Ella potrebbe essere il degno scudiero di don Chisciotte della mancia.
Con questo la saluto, da oggi avrà un antagonista in più, che difenderà sempre la sua città nel bene o nel male, dagli stolti dagli opportunisti e dai millantatori.
Per CTCM non so davanti ad un giudice terzo e una Consulenza tecnica d’ufficio chi ne uscirebbe con le ossa rotte dopo aver esaminato gli ultimi 10 anni di attività e propaganda fatta in questi termini, sempre che si riesca dimostrare la bontà di quello che invece è palesemente falso. Per Pinochet, l’userid è tutto un programma, gli consiglierei di fare però un pò di ordine nel proprio cervello e stabilire se gli ricordo più Don Chisciotte o il suo scudiero, perchè in un discorso bisogna essere anche coerenti altrimenti addio credibilità. Credibilità che la dice lunga considerato il florilegio che fa dei commercianti del cioccolato, poveretti, che vendono il cioccolato fatto con il metate e secondo una ricetta azteca, che passa dall’Uganda, da dove arriva poi la maggioranza della massa di cacao oggi lavorata a Modica. Dovete dire la verità al consumatore, diteglielo che è solo uno specchietto per le allodole la narrazione fin qui propagandata (1747, ciauri e arzigogoli vari), che miscelate solo zucchero ed ingredienti su masse di cacao che arrivano da Callebaut e Icam, di cui non si conosce de visu, una vera tracciabilità e che sicuramente non vengono prodotte come invece propagandate ai poveri e sprovveduti consumatori. Mi faccia sapere poi quante tonnellate di fave si lavorano a Modica in un anno. Per finire io sono il mecenate di me stesso, invece fate conoscere quante tavolette di cioccolato e altro dovete voi necessariamente fornire al vostro di mecenate, e se eventualmente ad un rifiuto sono seguiti controlli di qualche genere sul cioccolato stoccato nei negozi. Il suo antagonismo non mi arriva alle suole delle scarpe.
“Giudice terzo “…o “consulenza tecnica”…
Lei sa per esperienza come addolcire un giudice od un consulente..

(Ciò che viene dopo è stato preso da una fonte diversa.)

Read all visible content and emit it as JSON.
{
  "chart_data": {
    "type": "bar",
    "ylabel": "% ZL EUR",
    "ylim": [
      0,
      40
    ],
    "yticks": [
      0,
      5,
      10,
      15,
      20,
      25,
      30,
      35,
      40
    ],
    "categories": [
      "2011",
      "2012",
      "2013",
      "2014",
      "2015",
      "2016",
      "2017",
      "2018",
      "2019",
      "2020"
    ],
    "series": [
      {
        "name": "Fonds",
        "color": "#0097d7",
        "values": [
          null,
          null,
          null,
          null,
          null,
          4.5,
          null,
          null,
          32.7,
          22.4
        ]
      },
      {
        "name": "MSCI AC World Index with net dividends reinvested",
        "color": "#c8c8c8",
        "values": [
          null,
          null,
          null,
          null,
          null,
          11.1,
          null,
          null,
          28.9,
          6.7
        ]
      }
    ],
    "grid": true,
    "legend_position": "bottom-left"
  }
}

Ceste natalizie e pasquali vero?
Caro artu’, le spiego, con molta pacatezza, a lei della cioccolata non gliene frega nulla e non perché lei non lo sa’, ma perché non lo capisce tale è il suo egocentrismo cosmico, si è così in modo come dire compulsivo barricato sulle sue idee che se le mettessero davanti diverse barrette di marche diverse di cioccolato non le saprebbe distinguere nemmeno quelle nostrane! Invece di tenere questo livello ed aspettare sempre che esca un articolo riguardo al cioccolato, se ha carte, documenti, che dimostrino qualcosa dal suo punto di vista Non esatto rispetto a quelli che sono i protocolli della filiera, ci sono uffici, e competenze che potrebbero giudicare, altro è nascondersi dietro un nomignolo raccontando barzalette!
Riguardo al Don Chisciotte avevo dimenticato anche l’equino, ma ella non è degno di essere paragonato ad esso.
Ella avrà in me un degno antagonista, che veglierà e vigilerà sul suo operato, ci incontreremo sicuramente presto, prestissimo, le porgo i miei più distinti saluti, artu’!